Akşam karanlığında araba bir dağ Köyü'ne doğru yol aldılar. Etraf ıssızdı gittikleri yol ve çevresi beyaz örtünün ışık yansıması ile bir nebze olsun doğal olarak aydınlanıyordu. Yüreğini huzursuzluk ve üzüntü belki de biraz telaşla korku kaplamıştı. Hiç tanımadığı bir adamla , bilmediği bir yöne doğru gidiyordu. Adam yolda tek kelime konuşmadı , oda soru sormaya çekindi. Yollar kar kaplıydı lakin adam alışkın hareketlerle arabayı sürüyordu. Yarım saat sonra araba eski bir evin önünde durdu. Kadın hemen arabadan indi bu sırada adam çoktan koşarak eve doğru yol almıştı bile.

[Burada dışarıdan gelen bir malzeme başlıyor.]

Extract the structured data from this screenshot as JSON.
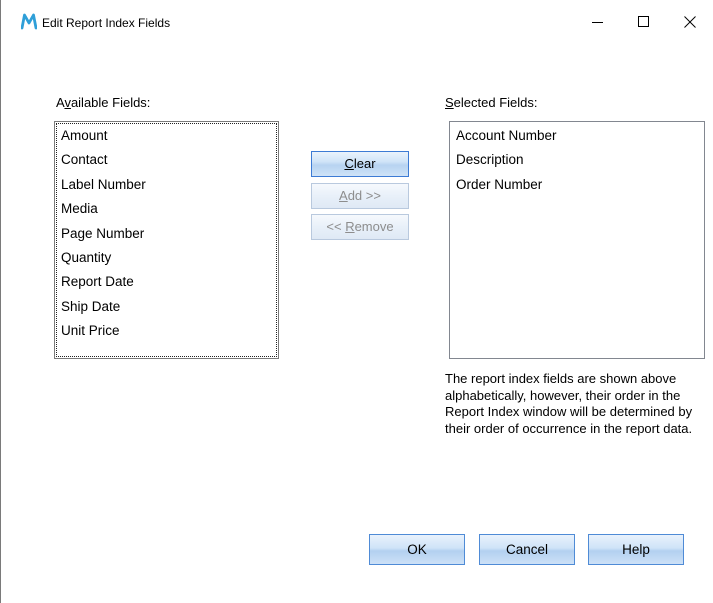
{
  "window": {
    "title": "Edit Report Index Fields",
    "icon": "m-logo-icon",
    "controls": {
      "minimize": "minimize-icon",
      "maximize": "maximize-icon",
      "close": "close-icon"
    }
  },
  "available": {
    "label_pre": "A",
    "label_accel": "v",
    "label_post": "ailable Fields:",
    "items": [
      "Amount",
      "Contact",
      "Label Number",
      "Media",
      "Page Number",
      "Quantity",
      "Report Date",
      "Ship Date",
      "Unit Price"
    ]
  },
  "selected": {
    "label_accel": "S",
    "label_post": "elected Fields:",
    "items": [
      "Account Number",
      "Description",
      "Order Number"
    ]
  },
  "actions": {
    "clear_accel": "C",
    "clear_post": "lear",
    "add_accel": "A",
    "add_post": "dd >>",
    "remove_pre": "<< ",
    "remove_accel": "R",
    "remove_post": "emove"
  },
  "info": "The report index fields are shown above alphabetically, however, their order in the Report Index window will be determined by their order of occurrence in the report data.",
  "footer": {
    "ok": "OK",
    "cancel": "Cancel",
    "help": "Help"
  },
  "colors": {
    "logo": "#2f9fd8",
    "button_border": "#4f8bd6",
    "disabled_text": "#8d8d8d"
  }
}
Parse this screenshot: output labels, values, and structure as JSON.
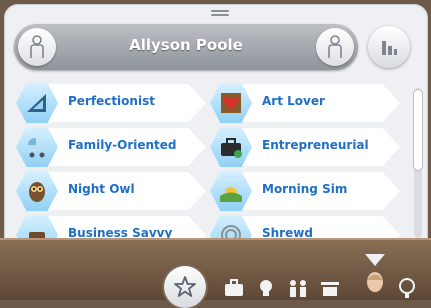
{
  "sim": {
    "name": "Allyson Poole"
  },
  "traits": [
    {
      "label": "Perfectionist",
      "icon": "ruler-triangle-icon"
    },
    {
      "label": "Art Lover",
      "icon": "heart-painting-icon"
    },
    {
      "label": "Family-Oriented",
      "icon": "stroller-icon"
    },
    {
      "label": "Entrepreneurial",
      "icon": "briefcase-icon"
    },
    {
      "label": "Night Owl",
      "icon": "owl-icon"
    },
    {
      "label": "Morning Sim",
      "icon": "sunrise-icon"
    },
    {
      "label": "Business Savvy",
      "icon": "business-icon"
    },
    {
      "label": "Shrewd",
      "icon": "spiral-icon"
    }
  ],
  "bottom_tabs": [
    "favorite-star-icon",
    "career-briefcase-icon",
    "skills-lightbulb-icon",
    "relationships-people-icon",
    "inventory-box-icon",
    "simology-head-icon",
    "aspiration-icon"
  ],
  "colors": {
    "trait_text": "#1f6fc6",
    "hex_bg": "#8ed0f4",
    "wood": "#6e5a48"
  }
}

Arabanın sesi ve ışığına bir kaç kadın da kapının önüne çıktı. Kadınların arkasından evin içine doğru yürüdü. İçerisi sıcaktı ve rutubet, kan kokuyordu. Gaz lambası ile ne kadar yer aydınlanıyorsa o kadar görebiliyordu. Onu doğum yapacak kadının odasına aldıklarında şaşırdı. Arkadaşı ebe hemşire hastanın başındaydı. Yüzüne baktığında dayak yediğini anladı. Dudakları patlamış bir gözü mosmor olmuş ve şişmişti. Yüzünde ise parmak izleri kan kırmızı renkte iz yapmıştı. Elinden çanta şaşkınlıkla yere düştü. Hastaya bakmadan arkadaşının yanına koştu.
Bu sırada onun konuşmasına izin vermeyen orta yaşlı bir kadın kolundan hızla tutup sarstı ve.
"Doğum yapacak kadınla ilgilen aksi halde sen daha da beter olacaksın .. Dedi.
"Beceriksiz ebe bir kadını doğurtamadı. Sende hata yaparsan sonun kötü olur..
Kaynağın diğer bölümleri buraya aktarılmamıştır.